Muchos teóricos de las conspiraciones aseguraban que los padres fundadores masones habían escondido poderosos secretos por todo Washington junto con simbólicos mensajes ocultos en el trazado de sus calles. Langdon no les prestaba la menor atención. La desinformación sobre los masones era tan corriente que incluso muchos cultos estudiantes de Harvard parecían tener una concepción sorprendentemente deformada sobre la hermandad.

El año anterior, un estudiante de primer año llegó a clase muy alterado con una hoja que había sacado de Internet. Era un mapa de Washington en el que habían destacado ciertas calles para elaborar así diversas formas —pentáculos satánicos, un compás y una escuadra masónicos, la cabeza de Baphomet—, hecho que al parecer demostraba que los masones que habían diseñado Washington estaban involucrados en una especie de oscura conspiración mística.

—Divertido —dijo Langdon—, pero no demasiado convincente.
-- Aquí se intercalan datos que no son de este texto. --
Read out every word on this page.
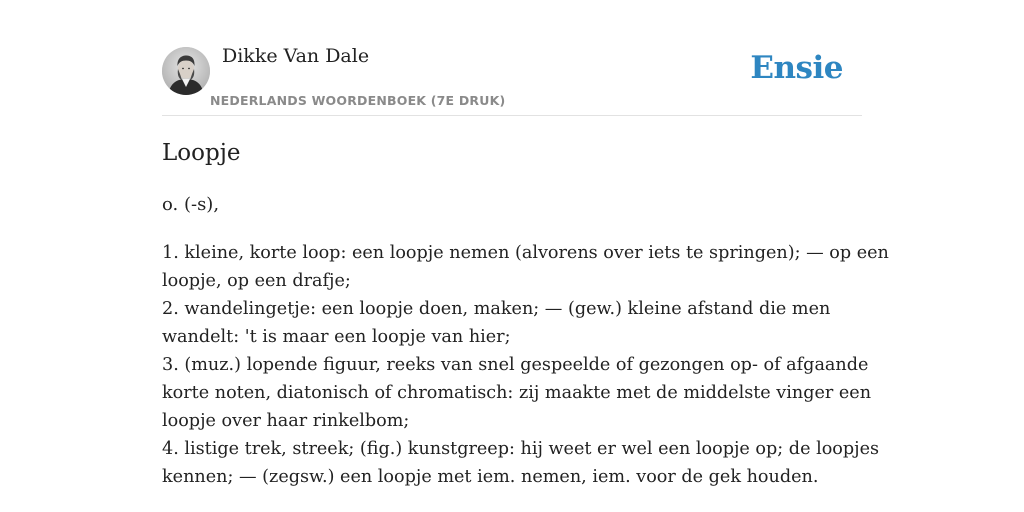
Dikke Van Dale
NEDERLANDS WOORDENBOEK (7E DRUK)
Ensie
Loopje
o. (-s),
1. kleine, korte loop: een loopje nemen (alvorens over iets te springen); — op een
loopje, op een drafje;
2. wandelingetje: een loopje doen, maken; — (gew.) kleine afstand die men
wandelt: 't is maar een loopje van hier;
3. (muz.) lopende figuur, reeks van snel gespeelde of gezongen op- of afgaande
korte noten, diatonisch of chromatisch: zij maakte met de middelste vinger een
loopje over haar rinkelbom;
4. listige trek, streek; (fig.) kunstgreep: hij weet er wel een loopje op; de loopjes
kennen; — (zegsw.) een loopje met iem. nemen, iem. voor de gek houden.
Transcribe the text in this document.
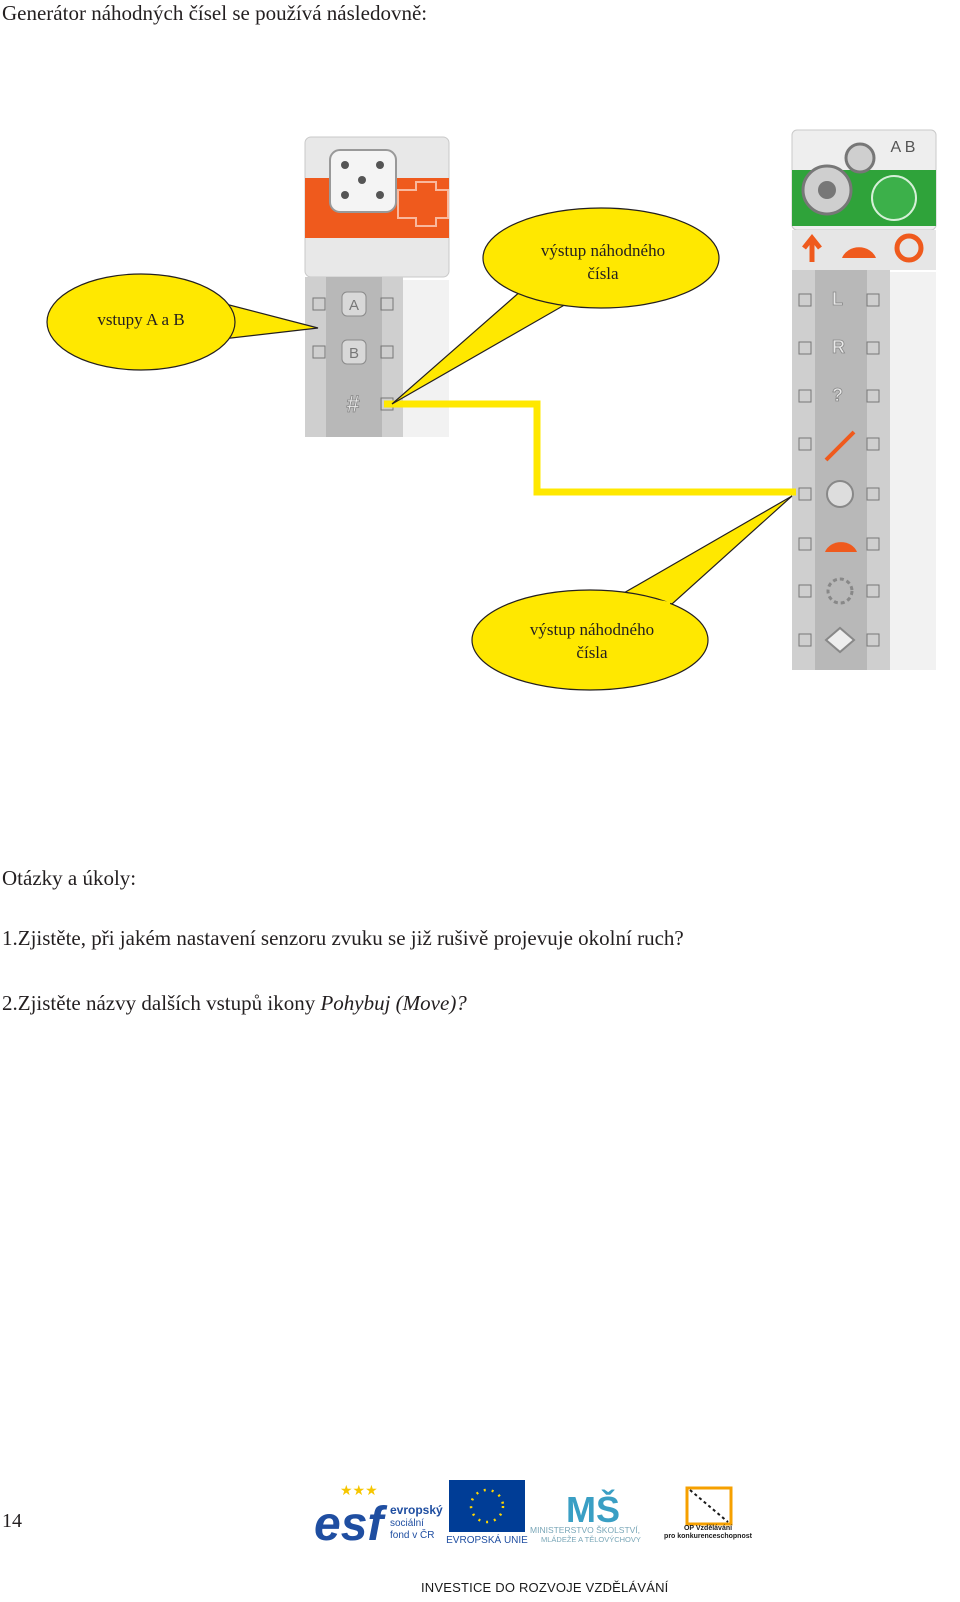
Generátor náhodných čísel se používá následovně:
A
B
#
A B
L
R
?
vstupy A a B
výstup náhodného
čísla
výstup náhodného
čísla
Otázky a úkoly:
1.Zjistěte, při jakém nastavení senzoru zvuku se již rušivě projevuje okolní ruch?
2.Zjistěte názvy dalších vstupů ikony Pohybuj (Move)?
14	esf
★★★
evropský
sociální
fond v ČR EVROPSKÁ UNIE
MŠ
MINISTERSTVO ŠKOLSTVÍ,
MLÁDEŽE A TĚLOVÝCHOVY
OP Vzdělávání
pro konkurenceschopnost
INVESTICE DO ROZVOJE VZDĚLÁVÁNÍ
Si uno se pone a dibujar suficientes líneas e intersecciones en un mapa, lo más probable es que termine encontrando formas de todo tipo.

—¡Pero esto no puede ser una coincidencia! —exclamó el joven.

Con paciencia, Langdon le demostró al estudiante que las mismas formas se podían encontrar en un mapa de Detroit.

El chico pareció quedar profundamente decepcionado.

—No se desaliente —dijo Langdon—. En Washington se esconden muchos secretos increíbles…, pero ninguno en su mapa.

El joven se animó.

—¿Secretos? ¿Como cuáles?

—Todas las primaveras doy un curso llamado Símbolos Ocultistas. En él hablo mucho de Washington. Debería apuntarse.

—¡Símbolos ocultistas! —El estudiante de primer año pareció entusiasmado de nuevo—. ¡Entonces, en Washington sí hay símbolos diabólicos!

Langdon sonrió.

—Lo siento, pero por mucho que evoque imágenes de cultos satánicos, la palabra «ocultista» en realidad significa «oculto» u «oscurecido». En tiempos de opresión religiosa, el saber contradoctrinal se tenía que mantener escondido u «oculto», y como la Iglesia se sentía amenazada, redefinió «oculto» como algo maligno, un prejuicio que ha sobrevivido hasta nuestros días.

—Oh —el ánimo del muchacho se volvió a desplomar.

A pesar de ello, esa primavera Langdon divisó a ese mismo joven en primera fila, mientras quinientos estudiantes se afanaban por entrar en el teatro Sanders de Harvard, un viejo auditorio de crujientes bancos de madera.

—Buenos días a todo el mundo —exclamó Langdon desde el amplio escenario. Encendió el proyector de diapositivas y una imagen se materializó detrás de él—. Mientras se acomodan, ¿podrían decirme cuántos de ustedes reconocen el edificio que aparece en esta fotografía?

—¡El Capitolio de Estados Unidos! —prorrumpieron docenas de voces al unísono—. ¡En Washington!

—Sí. En esa cúpula hay cuatro mil toneladas de hierro. Una hazaña sin precedentes del ingenio arquitectónico de la década de 1850.

—¡Flipante! —soltó alguien.

Langdon puso los ojos en blanco. Desearía que alguien censurara esa palabra.

—Muy bien, ¿cuántos de ustedes han visitado Washington alguna vez?

Se alzaron unas cuantas manos.

—¿Tan pocos? —Langdon fingió sorpresa—. ¿Y cuántos han ido a Roma, París, Madrid o Londres?

Se alzaron casi todas las manos.

«Lo de siempre». Uno de los ritos de paso de los estudiantes universitarios norteamericanos era pasar un verano con un billete de tren Eurorail antes de tener que enfrentarse a la dura realidad de la vida.

—Parece que muchos más de ustedes han preferido visitar Europa antes que su propia capital. ¿A qué creen que se debe eso?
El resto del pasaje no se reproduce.